Using your jump-jet's unique ability to climb and dive, you must seek out that ship and destroy it. Ranged against you is the cream of the enemy forces - jet fighters, missile bases and ships - all seeking to do you down. It is time to choose your weapons and get into the sky for an aerial battle.
Operation Harrier is played in Rotoscape, the system first used in Rotox. Now they have added a 3D-ish element, allowing the plane to climb and dive. Your plane sits in the centre of the screen and the whole world rotates around it. Fly forward and it looks like any other shoot-em-up, but when you bank into a turn you see the bullets from your cannon sweep to one side in an odd but realistic effect.
Flying this baby, meanwhile, could not be easier: just push the joystick to accelerate, press fire and push forward to dive.

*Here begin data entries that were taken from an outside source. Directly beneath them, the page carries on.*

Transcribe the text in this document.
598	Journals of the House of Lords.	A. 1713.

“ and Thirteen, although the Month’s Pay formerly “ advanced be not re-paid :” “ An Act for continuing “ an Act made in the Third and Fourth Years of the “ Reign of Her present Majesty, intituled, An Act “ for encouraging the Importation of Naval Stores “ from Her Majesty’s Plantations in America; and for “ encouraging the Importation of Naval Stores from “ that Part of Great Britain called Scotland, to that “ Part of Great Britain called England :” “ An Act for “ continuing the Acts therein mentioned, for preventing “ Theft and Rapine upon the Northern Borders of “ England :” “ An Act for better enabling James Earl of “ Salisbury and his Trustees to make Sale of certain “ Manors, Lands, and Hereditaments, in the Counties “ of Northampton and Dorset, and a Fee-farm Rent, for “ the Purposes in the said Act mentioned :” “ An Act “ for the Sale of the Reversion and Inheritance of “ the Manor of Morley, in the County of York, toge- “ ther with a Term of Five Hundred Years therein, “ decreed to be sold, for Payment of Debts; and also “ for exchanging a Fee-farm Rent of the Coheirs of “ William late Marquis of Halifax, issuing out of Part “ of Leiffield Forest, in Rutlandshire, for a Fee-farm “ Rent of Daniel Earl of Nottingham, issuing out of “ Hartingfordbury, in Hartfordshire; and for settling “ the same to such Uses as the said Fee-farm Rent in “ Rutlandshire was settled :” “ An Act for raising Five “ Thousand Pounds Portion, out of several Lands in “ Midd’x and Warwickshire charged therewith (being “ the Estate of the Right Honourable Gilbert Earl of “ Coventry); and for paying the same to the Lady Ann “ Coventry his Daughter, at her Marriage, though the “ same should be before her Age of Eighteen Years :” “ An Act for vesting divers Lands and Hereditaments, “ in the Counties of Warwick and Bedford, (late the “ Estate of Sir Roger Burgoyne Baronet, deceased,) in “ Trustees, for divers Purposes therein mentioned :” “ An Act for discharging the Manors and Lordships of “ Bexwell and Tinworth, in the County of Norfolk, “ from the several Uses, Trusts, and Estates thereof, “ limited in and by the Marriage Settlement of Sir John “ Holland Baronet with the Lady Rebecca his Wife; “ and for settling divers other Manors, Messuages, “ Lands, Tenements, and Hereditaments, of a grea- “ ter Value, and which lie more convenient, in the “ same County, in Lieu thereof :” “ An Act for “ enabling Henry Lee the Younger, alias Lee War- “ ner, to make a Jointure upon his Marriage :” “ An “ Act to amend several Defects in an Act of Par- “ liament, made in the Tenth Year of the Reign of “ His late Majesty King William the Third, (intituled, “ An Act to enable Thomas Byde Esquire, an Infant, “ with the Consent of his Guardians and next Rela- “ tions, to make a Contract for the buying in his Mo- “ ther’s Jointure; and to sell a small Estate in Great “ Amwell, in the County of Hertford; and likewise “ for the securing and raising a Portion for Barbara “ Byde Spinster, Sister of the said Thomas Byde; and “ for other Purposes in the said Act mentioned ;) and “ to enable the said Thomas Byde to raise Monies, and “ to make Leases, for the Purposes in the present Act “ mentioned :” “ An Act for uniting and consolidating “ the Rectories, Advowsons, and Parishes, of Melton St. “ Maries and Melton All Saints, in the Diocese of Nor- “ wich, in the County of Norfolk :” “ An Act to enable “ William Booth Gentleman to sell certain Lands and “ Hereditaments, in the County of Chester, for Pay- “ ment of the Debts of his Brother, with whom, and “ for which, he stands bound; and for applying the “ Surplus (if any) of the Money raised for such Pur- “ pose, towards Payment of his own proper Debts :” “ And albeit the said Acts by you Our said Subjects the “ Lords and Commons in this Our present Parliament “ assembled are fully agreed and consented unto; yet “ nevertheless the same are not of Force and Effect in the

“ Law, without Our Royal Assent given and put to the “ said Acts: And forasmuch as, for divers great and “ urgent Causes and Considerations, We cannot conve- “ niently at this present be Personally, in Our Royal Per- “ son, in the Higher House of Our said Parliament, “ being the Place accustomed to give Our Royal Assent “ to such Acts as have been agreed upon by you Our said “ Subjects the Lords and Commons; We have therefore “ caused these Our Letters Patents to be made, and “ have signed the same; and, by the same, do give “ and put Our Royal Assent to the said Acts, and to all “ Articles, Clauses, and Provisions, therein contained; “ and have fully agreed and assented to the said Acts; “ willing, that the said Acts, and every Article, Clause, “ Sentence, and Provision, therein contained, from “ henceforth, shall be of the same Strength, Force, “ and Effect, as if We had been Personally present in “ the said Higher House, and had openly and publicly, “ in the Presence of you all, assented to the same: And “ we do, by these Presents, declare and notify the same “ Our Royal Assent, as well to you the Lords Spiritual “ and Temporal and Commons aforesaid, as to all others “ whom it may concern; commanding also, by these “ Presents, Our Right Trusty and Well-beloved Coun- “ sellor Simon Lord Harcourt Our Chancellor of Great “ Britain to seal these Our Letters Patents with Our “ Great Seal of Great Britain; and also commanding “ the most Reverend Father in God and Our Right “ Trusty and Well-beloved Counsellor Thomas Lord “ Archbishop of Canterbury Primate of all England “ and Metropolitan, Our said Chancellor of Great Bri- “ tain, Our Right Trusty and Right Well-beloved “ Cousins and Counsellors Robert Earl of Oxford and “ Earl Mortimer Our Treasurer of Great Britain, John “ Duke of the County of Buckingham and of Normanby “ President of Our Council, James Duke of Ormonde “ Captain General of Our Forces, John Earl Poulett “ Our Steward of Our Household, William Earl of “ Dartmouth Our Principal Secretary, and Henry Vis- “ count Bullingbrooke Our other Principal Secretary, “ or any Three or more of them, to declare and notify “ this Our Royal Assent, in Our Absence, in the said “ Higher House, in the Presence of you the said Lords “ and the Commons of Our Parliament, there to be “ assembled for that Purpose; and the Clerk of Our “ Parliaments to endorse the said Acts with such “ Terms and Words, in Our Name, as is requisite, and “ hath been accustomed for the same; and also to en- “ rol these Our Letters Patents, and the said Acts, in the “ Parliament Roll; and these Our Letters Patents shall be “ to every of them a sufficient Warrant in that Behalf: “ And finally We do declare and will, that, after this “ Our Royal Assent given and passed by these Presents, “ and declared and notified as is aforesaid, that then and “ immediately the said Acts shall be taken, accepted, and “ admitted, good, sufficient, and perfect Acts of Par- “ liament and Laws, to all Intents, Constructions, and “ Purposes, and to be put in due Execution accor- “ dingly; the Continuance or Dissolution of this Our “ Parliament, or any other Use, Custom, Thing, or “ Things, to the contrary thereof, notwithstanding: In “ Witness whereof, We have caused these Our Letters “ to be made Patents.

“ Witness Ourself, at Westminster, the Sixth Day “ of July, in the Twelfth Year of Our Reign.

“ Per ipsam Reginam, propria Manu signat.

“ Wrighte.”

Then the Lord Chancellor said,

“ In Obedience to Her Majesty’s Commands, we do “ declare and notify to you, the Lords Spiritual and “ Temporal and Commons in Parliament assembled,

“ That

Each of the missions sets a primary target that has to be blasted out of existence, but blatting anything else you encounter is positively encouraged. The target could be anything from a battleship to a ground station, while everything from helicopters to nuclear power plants are fair prey. If you miss the target first time round, do not panic: you can avoid disgrace by landing and reloading.
Flashing around in the sky is fun until the missiles start to home in. Other planes are no problem, especially if you picked sidewinders in the 'weapons selection' section. Their missiles are as dogged as yours, though, so if one is locked on your tail it is damned hard to shake it. Luckily, being British-built, Harriers can take four hits before going down in flames. The various weapons you can drop on the enemy are easily used but hard to target, which means you will have to take plenty of spares for a second run.
GRAPHICS AND SOUND
Once again the Rotoscape engine proves to be a flexible games tool. While clever and easy to use, it does lack the glorious colours of other Amiga shoot-em-ups. The inter-game sequences try to make amends with huge pictures of carriers, crafts and commanding offers, but are essentially perhipheral and fail to lift the game into the realms of pictorial excellence.
Operation Harrier has its moments, but they are generally well spaced. The armaments are not flexible, enough to allow it to encroach on pseudo-sim territory, while your plane is not deadly enough to tread on shoot-em-up toes. This leaves the Harrier wallowing in the turbulence of its own unique system. There is the sense that Op Harrier was designed around the Rotoscape system, rather than naturally fitting the style. This leaves the package strained, as good original concepts pull in different directions.